Overview
HTTP is the protocol which web browsers and web servers use to communicate via client requests and server responses, respectively. We’ve seen that the browser uses HTTP GET and POST methods to request data from the server.
HTTP also provides a very basic level of authentication which you can use to password-protect your sites or certain folders within your sites. And Apache servers, such as our class server, make it is possible to use this authentication system by simply writing a bit of special code in a file called .htaccess.
We have previously used .htaccess files for rewriting URLs to create Fancy URLs. The .htaccess file is a directory-specific configuration file – it can hold a variety of server settings that apply only to the folder in which you place it. This post is about one such setting.
Password-protecting a folder
To password protect a specific folder, we will create two files: one named .htaccess and another named .htpasswd.

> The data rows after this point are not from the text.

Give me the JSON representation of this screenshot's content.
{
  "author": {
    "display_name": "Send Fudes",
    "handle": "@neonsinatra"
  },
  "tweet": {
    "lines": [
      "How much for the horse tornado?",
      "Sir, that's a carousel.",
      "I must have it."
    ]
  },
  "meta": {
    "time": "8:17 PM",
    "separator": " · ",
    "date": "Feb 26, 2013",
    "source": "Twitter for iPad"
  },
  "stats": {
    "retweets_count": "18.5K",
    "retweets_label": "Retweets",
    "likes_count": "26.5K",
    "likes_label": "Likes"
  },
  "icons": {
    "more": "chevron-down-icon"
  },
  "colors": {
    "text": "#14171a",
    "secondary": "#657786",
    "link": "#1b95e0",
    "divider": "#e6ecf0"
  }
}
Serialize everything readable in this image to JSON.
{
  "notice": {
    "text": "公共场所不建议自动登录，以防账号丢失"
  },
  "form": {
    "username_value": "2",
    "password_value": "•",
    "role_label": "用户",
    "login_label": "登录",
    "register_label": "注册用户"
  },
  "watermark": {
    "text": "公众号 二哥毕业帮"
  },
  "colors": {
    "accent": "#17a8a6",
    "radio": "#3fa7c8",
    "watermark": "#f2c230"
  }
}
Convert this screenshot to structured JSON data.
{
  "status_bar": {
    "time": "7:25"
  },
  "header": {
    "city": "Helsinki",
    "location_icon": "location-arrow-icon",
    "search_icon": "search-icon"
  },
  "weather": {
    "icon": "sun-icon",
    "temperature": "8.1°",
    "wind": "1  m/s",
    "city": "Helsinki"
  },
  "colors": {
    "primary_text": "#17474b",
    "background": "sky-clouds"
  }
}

.htaccess holds the server instructions indicating that the folder should be password protected. This file gets placed in the folder which you want to password protect.
.htpasswd holds the username/password combinations of users who are allowed to view the folder. Passwords are encrypted. This gets placed somewhere on the server where it is not accessible from the web – you don’t want people loading this file up directly in their web browsers.
The .htaccess file
The .htaccess file contains the following code.
AuthUserFile <the server path to the folder where your .htpasswd file will live>/.htpasswd
AuthGroupFile /dev/null
AuthName EnterPassword
AuthType Basic
Replace <the server path to the folder where your .htpasswd file will live> with the path to your own .htpasswd file. Ideally this will be somewhere outside of the web root of the server. On the class server, the web root is the folder /home/scps/onepotcooking.com/
As an aside, saying this is the “web root” means that when a user goes to http://onepotcooking.com in their browser, they will by default view the files in the folder /home/scps/onepotcooking.com. The “server root” is /, the very topmost folder on the server.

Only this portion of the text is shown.